At this point, I have concluded the following: 1) Good shared storage is very expensive compared to good local storage. 2) Good shared storage is much more prone to complex failures than local storage. Because live storage migration exists, I am thinking that I am going to dump shared storage in order to decrease complexity, increase uptime and *performance*. I added emphasis to that last one because my anecdotal experimentation hasn't been good to this end: my MegaRAID cards that perform very well under regular linux perform like absolute garbage under ESXi 5.x. Can someone help me here? Is there a good RAID card that can enable local datastore performance within ESXi? Are the LSI cards cursed? Do I need to sacrifice a goat or do some sort of song and dance for the EMC gods? Because of the HUGE pricing overhead on shared storage, I plan on running all SSD (the new Samsung 850s will do 150TBW, which is great for my purposes) for the local datastore. Any guidance would be appreciated.
For posterity, the solution was to build a SAN with Windows Server 2012 and export "Storage Spaces" over iSCSI. This is a very affordable way to serve high-performance shared storage because they do SSD caching.
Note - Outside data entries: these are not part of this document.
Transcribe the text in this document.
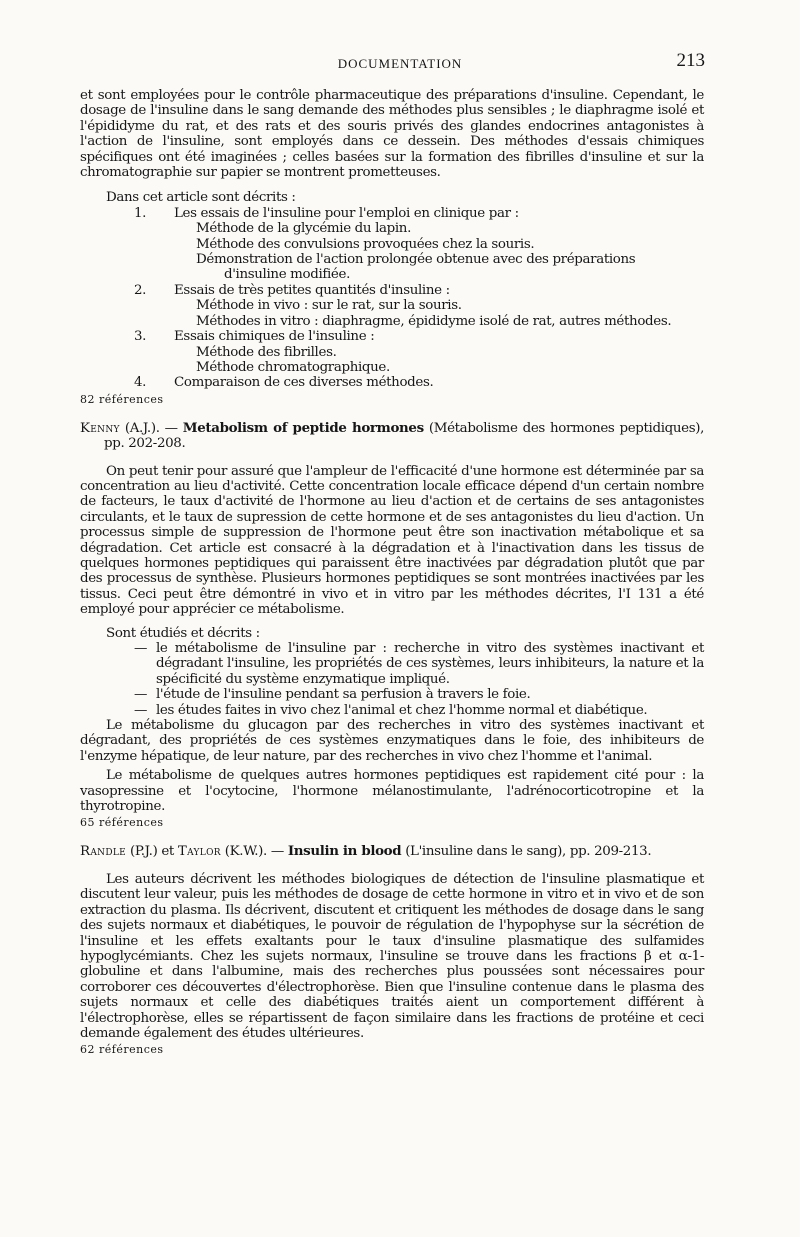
DOCUMENTATION	213

et sont employées pour le contrôle pharmaceutique des préparations d'insuline. Cependant, le dosage de l'insuline dans le sang demande des méthodes plus sensibles ; le diaphragme isolé et l'épididyme du rat, et des rats et des souris privés des glandes endocrines antagonistes à l'action de l'insuline, sont employés dans ce dessein. Des méthodes d'essais chimiques spécifiques ont été imaginées ; celles basées sur la formation des fibrilles d'insuline et sur la chromatographie sur papier se montrent prometteuses.

Dans cet article sont décrits :

1.	Les essais de l'insuline pour l'emploi en clinique par :
Méthode de la glycémie du lapin.
Méthode des convulsions provoquées chez la souris.
Démonstration de l'action prolongée obtenue avec des préparations
d'insuline modifiée.
2.	Essais de très petites quantités d'insuline :
Méthode in vivo : sur le rat, sur la souris.
Méthodes in vitro : diaphragme, épididyme isolé de rat, autres méthodes.
3.	Essais chimiques de l'insuline :
Méthode des fibrilles.
Méthode chromatographique.
4.	Comparaison de ces diverses méthodes.
82 références

Kenny (A.J.). — Metabolism of peptide hormones (Métabolisme des hormones peptidiques), pp. 202-208.

On peut tenir pour assuré que l'ampleur de l'efficacité d'une hormone est déterminée par sa concentration au lieu d'activité. Cette concentration locale efficace dépend d'un certain nombre de facteurs, le taux d'activité de l'hormone au lieu d'action et de certains de ses antagonistes circulants, et le taux de supression de cette hormone et de ses antagonistes du lieu d'action. Un processus simple de suppression de l'hormone peut être son inactivation métabolique et sa dégradation. Cet article est consacré à la dégradation et à l'inactivation dans les tissus de quelques hormones peptidiques qui paraissent être inactivées par dégradation plutôt que par des processus de synthèse. Plusieurs hormones peptidiques se sont montrées inactivées par les tissus. Ceci peut être démontré in vivo et in vitro par les méthodes décrites, l'I 131 a été employé pour apprécier ce métabolisme.

Sont étudiés et décrits :

— le métabolisme de l'insuline par : recherche in vitro des systèmes inactivant et dégradant l'insuline, les propriétés de ces systèmes, leurs inhibiteurs, la nature et la spécificité du système enzymatique impliqué.
— l'étude de l'insuline pendant sa perfusion à travers le foie.
— les études faites in vivo chez l'animal et chez l'homme normal et diabétique.

Le métabolisme du glucagon par des recherches in vitro des systèmes inactivant et dégradant, des propriétés de ces systèmes enzymatiques dans le foie, des inhibiteurs de l'enzyme hépatique, de leur nature, par des recherches in vivo chez l'homme et l'animal.

Le métabolisme de quelques autres hormones peptidiques est rapidement cité pour : la vasopressine et l'ocytocine, l'hormone mélanostimulante, l'adrénocorticotropine et la thyrotropine.

65 références

Randle (P.J.) et Taylor (K.W.). — Insulin in blood (L'insuline dans le sang), pp. 209-213.

Les auteurs décrivent les méthodes biologiques de détection de l'insuline plasmatique et discutent leur valeur, puis les méthodes de dosage de cette hormone in vitro et in vivo et de son extraction du plasma. Ils décrivent, discutent et critiquent les méthodes de dosage dans le sang des sujets normaux et diabétiques, le pouvoir de régulation de l'hypophyse sur la sécrétion de l'insuline et les effets exaltants pour le taux d'insuline plasmatique des sulfamides hypoglycémiants. Chez les sujets normaux, l'insuline se trouve dans les fractions β et α-1-globuline et dans l'albumine, mais des recherches plus poussées sont nécessaires pour corroborer ces découvertes d'électrophorèse. Bien que l'insuline contenue dans le plasma des sujets normaux et celle des diabétiques traités aient un comportement différent à l'électrophorèse, elles se répartissent de façon similaire dans les fractions de protéine et ceci demande également des études ultérieures.

62 références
At this point, we're probably going to move whole-hog to Hyper-V, since VMware does not offer compelling storage solutions (I get it - EMC is the majority holder - no need to explain).
If you are going to use local storage, make sure you use a RAID controller with write-cache. ESXi doesn't do caching on the OS level, so it is required to have write-back mode (usually with flash/battery backed cache) enabled on the RAID controller. Without this RAID controllers operate in write-trough mode which is what's most likely happening in your case.
André
You might want to consider hyper-converged solutions like Nutanix.
For posterity, the solution was to build a SAN with Windows Server 2012 and export "Storage Spaces" over iSCSI. This is a very affordable way to serve high-performance shared storage because they do SSD caching. At this point, we're probably going to move whole-hog to Hyper-V, since VMware does not offer compelling storage solutions (I get it - EMC is the majority holder - no need to explain).
Oh, you must have missed VSAN then, its a very affordable storage solution using local disk.
Storage Spaces is a joke compared to VSAN.
// Linjo
How so? For less than $3000 in hardware and a Microsoft Server 2012 Standard license, I was able to get 9 terabytes of 10GbE iSCSI that I'm peaking at 45,000 write iops and 21,000 read iops. Please show me your recipe to do that with VMware vSAN. HINT: the first $2500 is spent on a vSAN license. EDIT: Make that $5000 for the vSAN license since I am serving two ESXi hosts with my Windows SAN.